文徳中学・高等学校のことをもっと知りたいと思っている小学生・中学生とその保護者の方々へ 第166号

 

                   『星野君の二塁打』      

学校長 荒木 孝洋

 

 いよいよ甲子園を目指した野球の県大会が始まった。開会式では、前年度優勝校の秀岳館高校に続いて、一番くじを引いた本校は二番目に堂々と入場行進を行った。選手諸君にプレッシャーをかけてはいけないが、『今年こそ!甲子園』を実現してもらいたいと思ってしまう。

 ところで、小学校6年生の「道徳」の教科書に『星野君の二塁打』というのがある。一部を要約して紹介する。“同点の最終回裏の攻撃、ノーアウトランナー1塁の場面でバッターは星野君に回ってきた。監督からはバントを命じられたが、絶好球が来たのでバントの指示に背いて二塁打を放った。そして、星野君のチームは次の打者が犠牲フライを打ったためこの試合に勝利することができた。しかし、翌日に監督はバントの指示に背いた星野君に「共同の精神や犠牲の精神の分からない人間は社会の役立つことはできない」と話し、大会への出場停止処分を下した”。チームプレイの精神が重要とか、みんなで決めたことは守る、といったことが指導の主題のようだが、教室には野球のルールさえ知らない子どももいっぱいいるから、この話は扱い方によっては「上の者の言う事を聞かない行為は間違いである」というような印象を与えるかもしれない。教育の大切な目的は「自ら考える力を養う」ことだから、星野君の気持ちを聞く場面があっても良いのではないかと思った。一つの価値観や考えだけを示すのは「教育」ではなく「洗脳」となってしまう。子供の視野を狭めてしまう教材に成っては元も子もない。

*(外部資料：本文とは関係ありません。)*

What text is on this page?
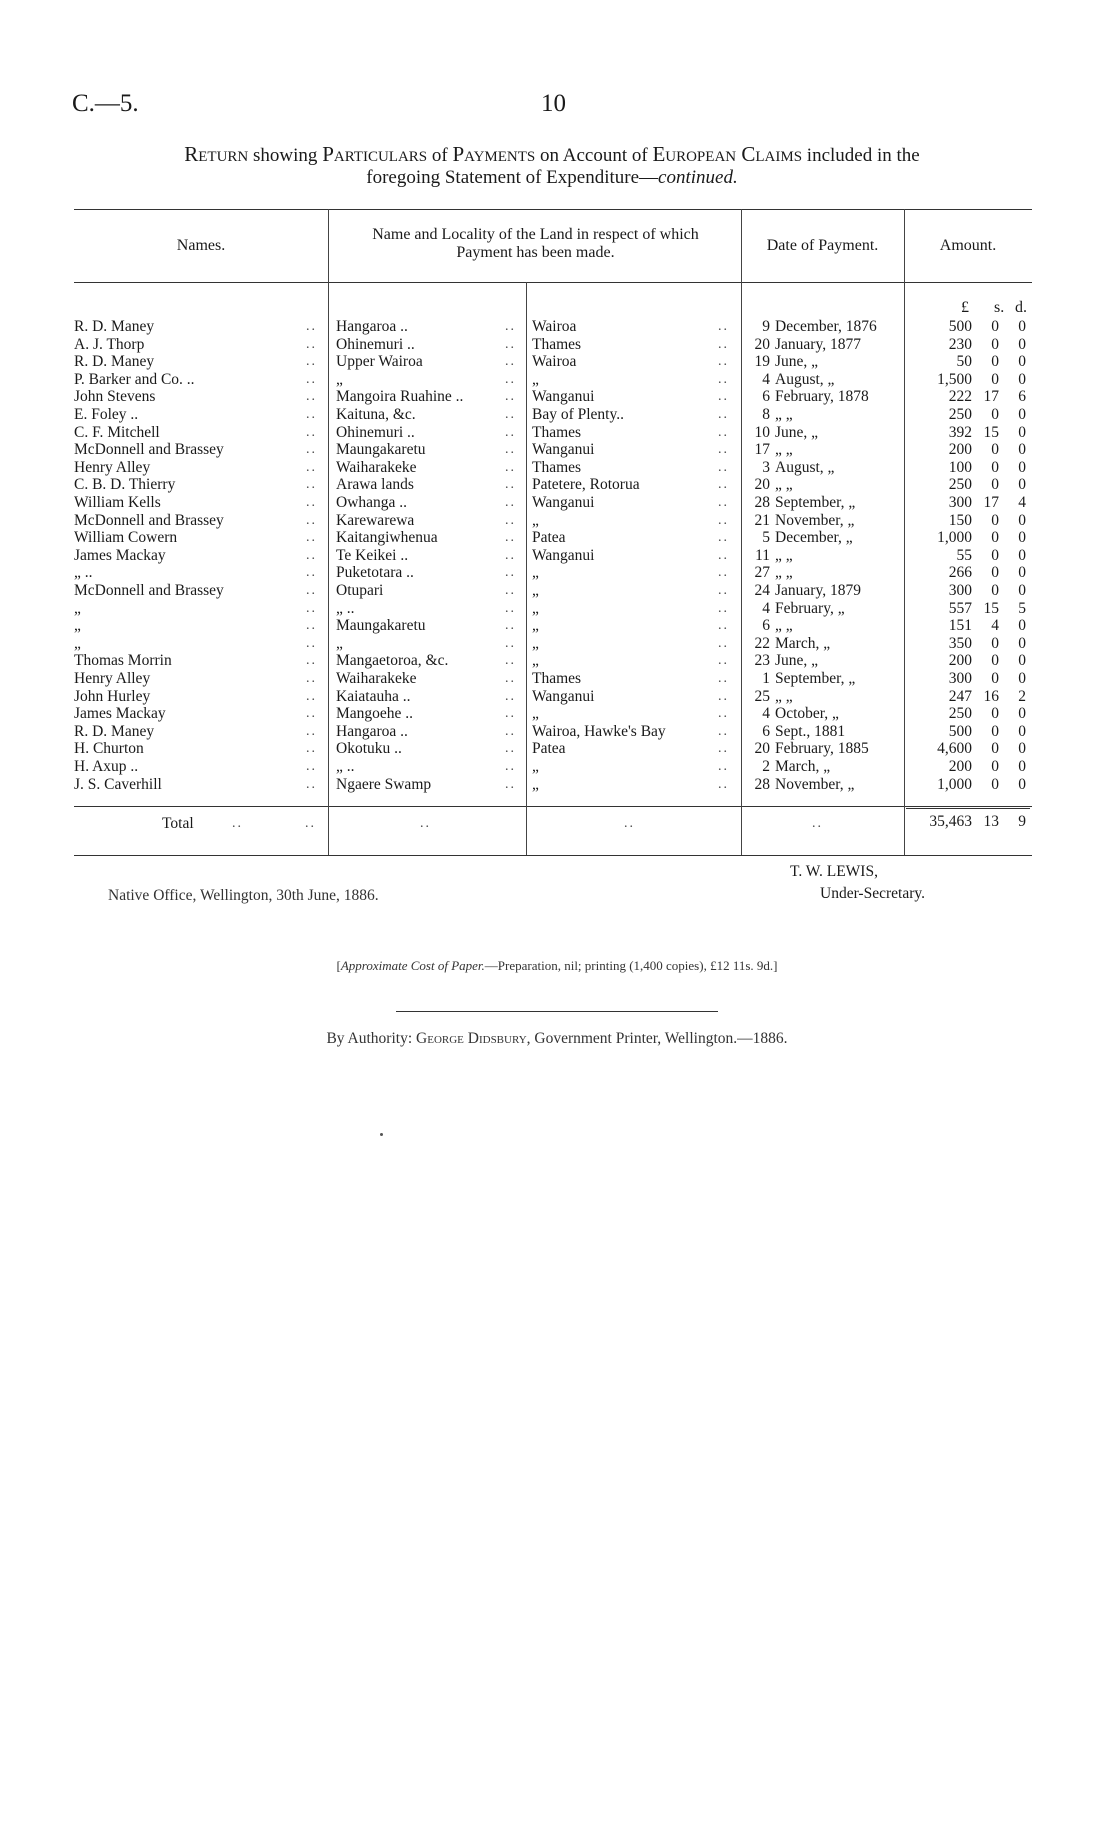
C.—5.	10
Return showing Particulars of Payments on Account of European Claims included in the
foregoing Statement of Expenditure—continued.
Names.
Name and Locality of the Land in respect of which Payment has been made.	Date of Payment.	Amount.
£ s. d.
R. D. Maney	Hangaroa ..	Wairoa	9 December, 1876	500	0	0
..	..	..
A. J. Thorp	Ohinemuri ..	Thames	20 January, 1877	230	0	0
..	..	..
R. D. Maney	Upper Wairoa	Wairoa	19 June, „	50	0	0
..	..	..
P. Barker and Co. ..	„	„	4 August, „	1,500	0	0
..	..	..
John Stevens	Mangoira Ruahine ..	Wanganui	6 February, 1878	222 17	6
..	..	..
E. Foley ..	Kaituna, &c.	Bay of Plenty..	8 „ „	250	0	0
..	..	..
C. F. Mitchell	Ohinemuri ..	Thames	10 June, „	392 15	0
..	..	..
McDonnell and Brassey	Maungakaretu	Wanganui	17 „ „	200	0	0
..	..	..
Henry Alley	Waiharakeke	Thames	3 August, „	100	0	0
..	..	..
C. B. D. Thierry	Arawa lands	Patetere, Rotorua	20 „ „	250	0	0
..	..	..
William Kells	Owhanga ..	Wanganui	28 September, „	300 17	4
..	..	..
McDonnell and Brassey	Karewarewa	„	21 November, „	150	0	0
..	..	..
William Cowern	Kaitangiwhenua	Patea	5 December, „	1,000	0	0
..	..	..
James Mackay	Te Keikei ..	Wanganui	11 „ „	55	0	0
..	..	..
„ ..	Puketotara ..	„	27 „ „	266	0	0
..	..	..
McDonnell and Brassey	Otupari	„	24 January, 1879	300	0	0
..	..	..
„	„ ..	„	4 February, „	557 15	5
..	..	..
„	Maungakaretu	„	6 „ „	151	4	0
..	..	..
„	„	„	22 March, „	350	0	0
..	..	..
Thomas Morrin	Mangaetoroa, &c.	„	23 June, „	200	0	0
..	..	..
Henry Alley	Waiharakeke	Thames	1 September, „	300	0	0
..	..	..
John Hurley	Kaiatauha ..	Wanganui	25 „ „	247 16	2
..	..	..
James Mackay	Mangoehe ..	„	4 October, „	250	0	0
..	..	..
R. D. Maney	Hangaroa ..	Wairoa, Hawke's Bay	6 Sept., 1881	500	0	0
..	..	..
H. Churton	Okotuku ..	Patea	20 February, 1885	4,600	0	0
..	..	..
H. Axup ..	„ ..	„	2 March, „	200	0	0
..	..	..
J. S. Caverhill	Ngaere Swamp	„	28 November, „	1,000	0	0
..	..	..
Total	..	..	..	..	..	35,463 13	9
Native Office, Wellington, 30th June, 1886.
T. W. LEWIS,
Under-Secretary.
[Approximate Cost of Paper.—Preparation, nil; printing (1,400 copies), £12 11s. 9d.]
By Authority: George Didsbury, Government Printer, Wellington.—1886.
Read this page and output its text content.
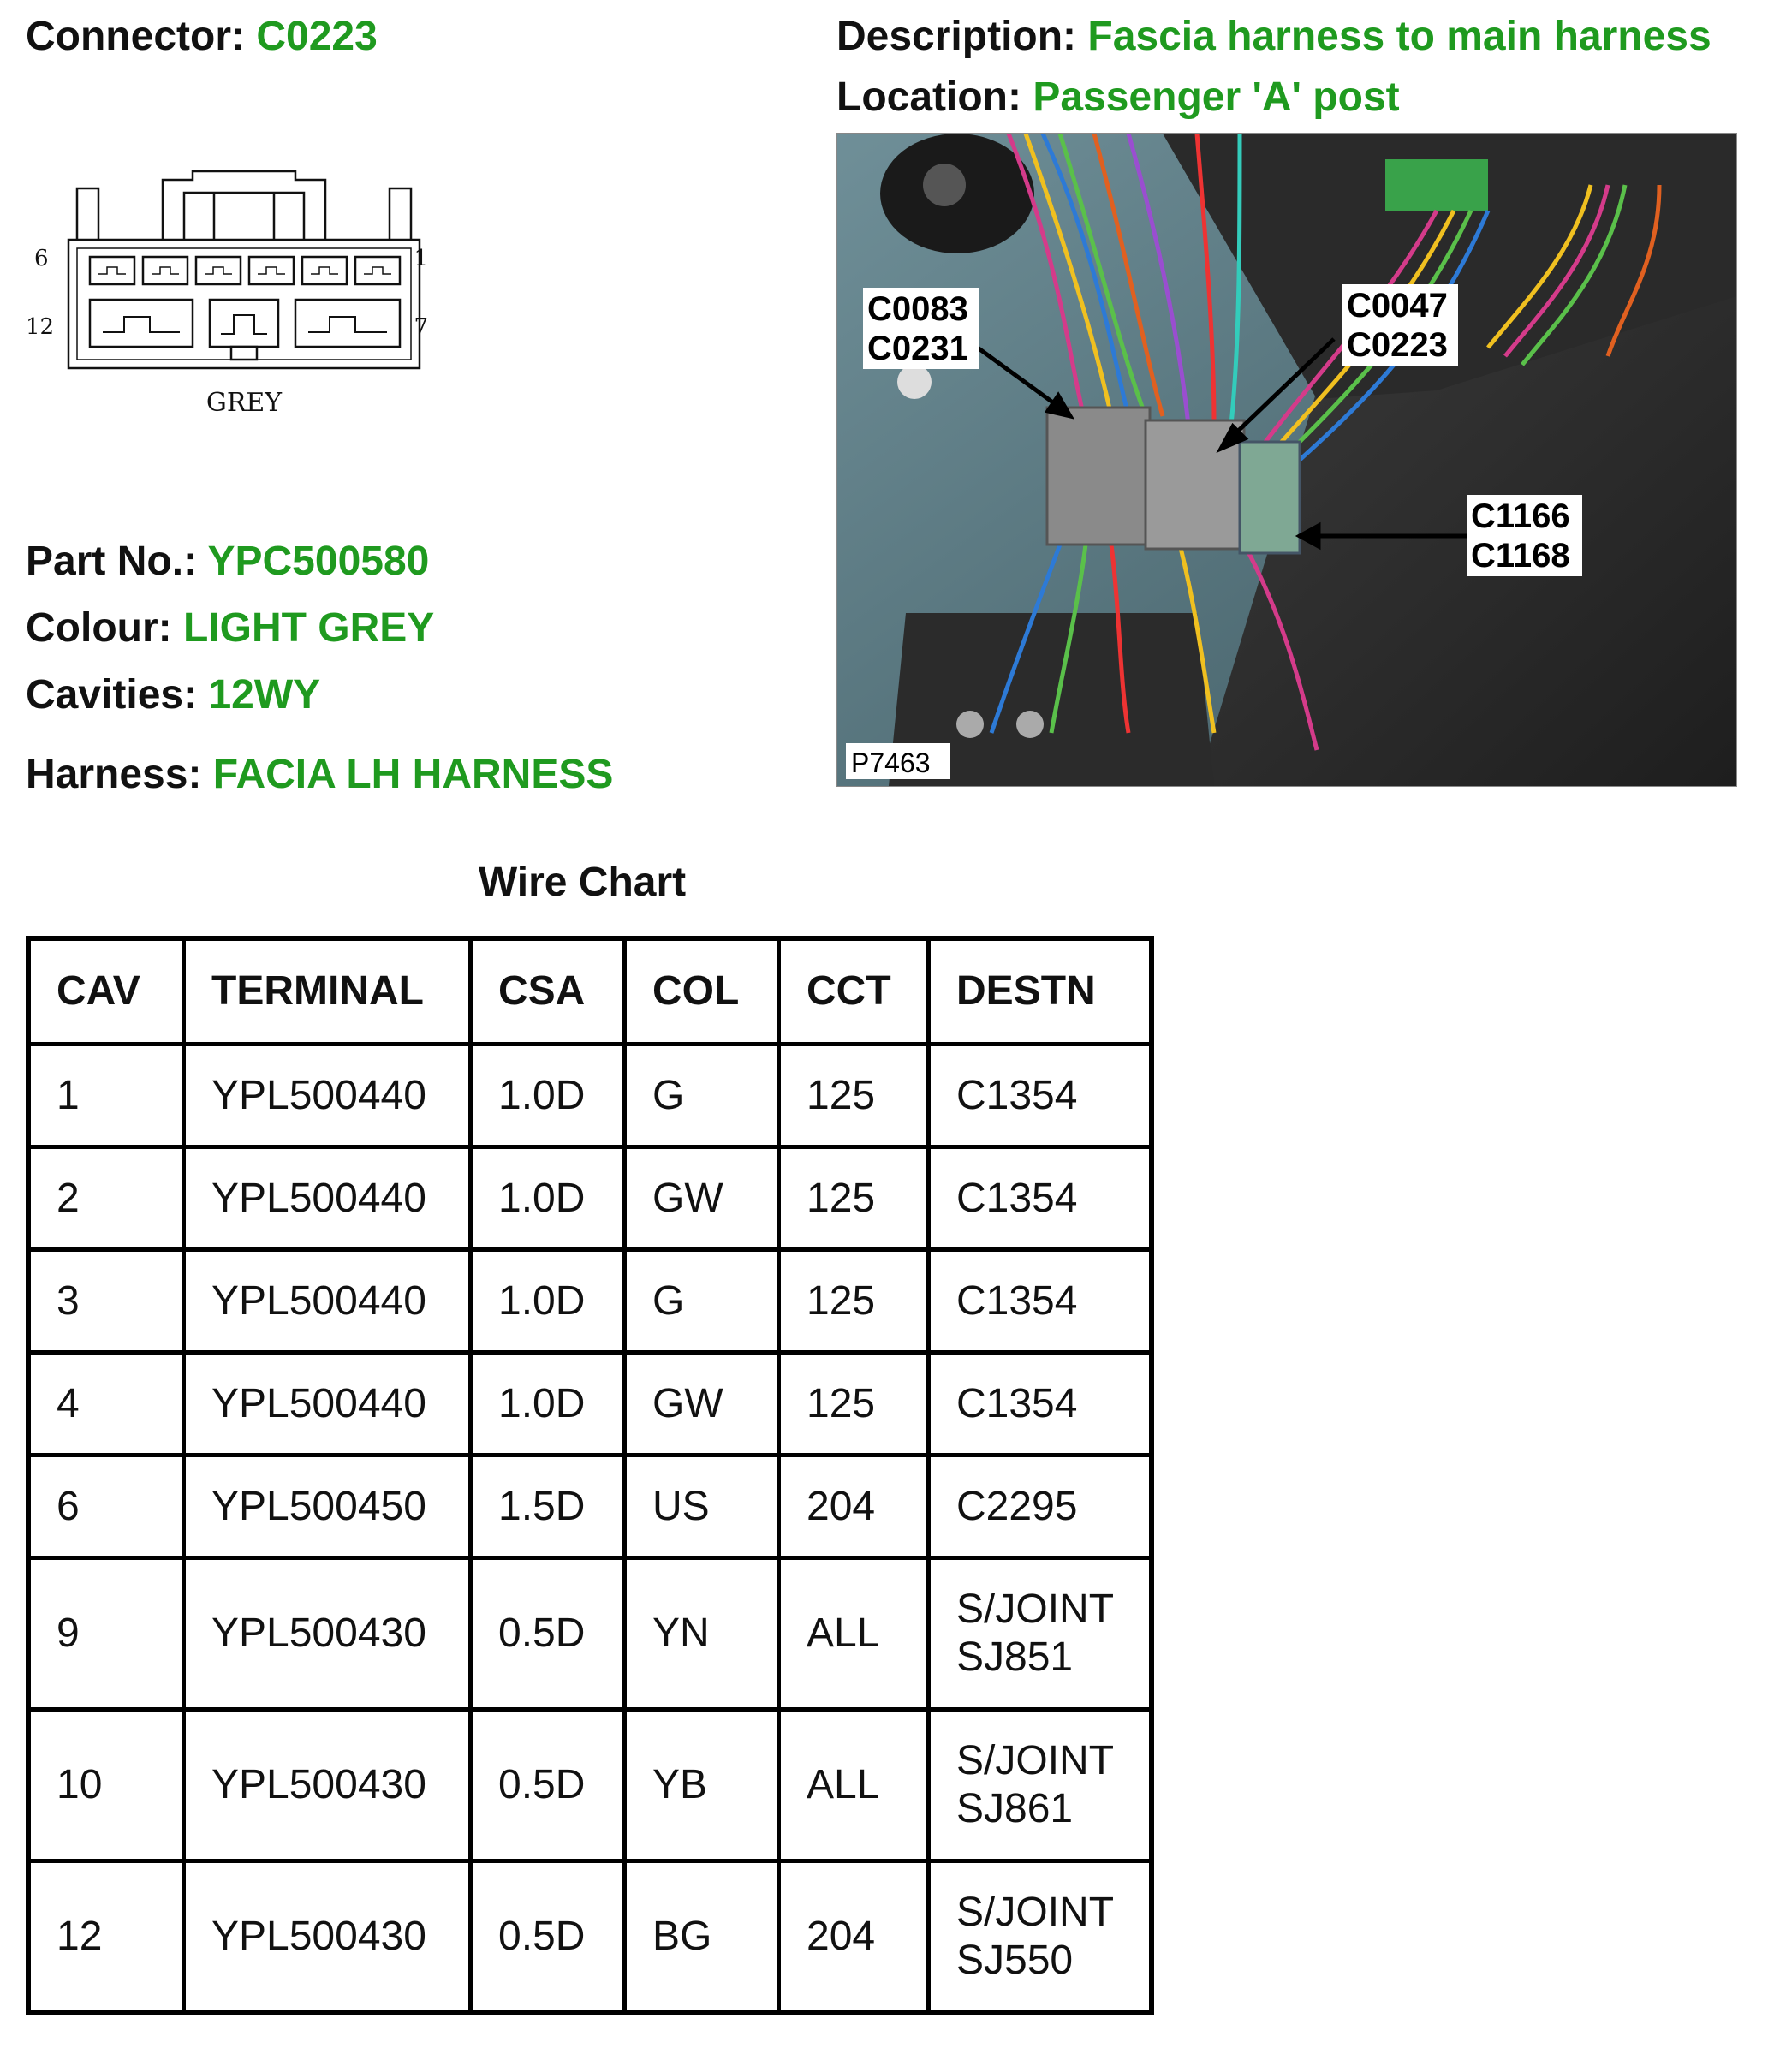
Connector: C0223	Description: Fascia harness to main harness
Location: Passenger 'A' post
6	1
12	7
GREY
Part No.: YPC500580
Colour: LIGHT GREY
Cavities: 12WY
Harness: FACIA LH HARNESS
C0083
C0231
C0047
C0223
C1166
C1168
P7463
Wire Chart
CAV	TERMINAL	CSA	COL	CCT	DESTN
1	YPL500440	1.0D	G	125	C1354

2	YPL500440	1.0D	GW	125	C1354

3	YPL500440	1.0D	G	125	C1354

4	YPL500440	1.0D	GW	125	C1354

6	YPL500450	1.5D	US	204	C2295

9	YPL500430	0.5D	YN	ALL	S/JOINT
SJ851

10	YPL500430	0.5D	YB	ALL	S/JOINT
SJ861

12	YPL500430	0.5D	BG	204	S/JOINT
SJ550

 実は、この教材を思い出したのは、故意に危険なプレーを行った日本大学アメフト部の選手の謝罪会見をテレビで見ているときだった。まるで映画のヤクザと一緒である。ヒットマンになる若い者に若頭が拳銃を握らせる。若頭は「オヤジ(組長)をがっかりさせるなよしっかりやれ」。ヒットマンは「はい」。命令は絶対だ。やるしかない。そんなヤクザの世界はもう終わってるよと思っていたら、どうやらそうでもないらしい。今回のアメフト事件だけでなくいろんな組織の中で、上長への絶対服従という精神が、いつの間にか『忖度(そんたく)』という言葉で露見してきた。『忖度』は実に嫌な言葉だ。平等な人間関係における『気配り』とは違い、卑屈さや権威への無批判な隷従を感じさせる言葉だからである。一国の首相が平気でウソを言い続けているのかどうか、私には分からないが、首相の答弁に沿うように、役人たちが忖度し文書を改竄(かいざん)し、国会の参考人としても曖昧な答弁を繰り返しているのを見ると、あまりの醜さにあきれてしまう。日常生活で、「私たち、昨日会ったよね?」「いや、会ってないよ」「こう言ってたよね?」「そんなこと言ってない」──「そんなに言うなら証拠や記録はあるの?」──こんなやり取りをおかしいとも思わなくなったら、人と人との信頼関係は根底から崩れてしまうだろう。まして、時の政府の要人や中央官庁の高級官僚が、事態を糊塗(こと)するために見にくい手段をなりふり構わず駆使しているとなればとんでもないことになる。中央でやっているから「地方でも」、「民間でも」、「老若男女を問わず」となれば、日本中にダーティーな言い逃れ、もみ消しが蔓延(まんえん)してしまうことになる。

 小学校指導要領の「道徳」には、「正直、誠実」という項目が掲げられ、「嘘をついたりごまかしをしないで、素直にのびのびと生活すること」(1・2年)「過ちは素直に改め、正直に明るい心で生活すること」(3・4年)と書かれている。「若者のモラルハザードはひどい。それは道徳教育がなっていないからだ」と主張する人たちがいるが、果たしてそうだろうか?世の中には道徳的反面教材が多すぎる。道徳教育が足りないのではなく、むしろ、愚かな道徳心を持った大人が日本を支配してしまっていると考えた方がよさそうだ。ズルや卑怯が当たり前の文化になれば、日本人が古来から大切にしてきた「常識」とか「道徳」が崩れてしまう。これからグローバル化していく日本、歪(いびつ)な忠誠心や忖度が跋扈(ばっこ)するようでは外交も成り立たない。一連の不祥事について、総理は「ウミは出し切る」と明言され、忖度して悪事を働いた人(ウミ)はあぶり出されているようだが、残念ながら「自分がウミの親だ」と名乗り出る人は誰もいない。どうも、道徳教育が必要なのは小学生ではなく大人だと考える方がよさそうだ。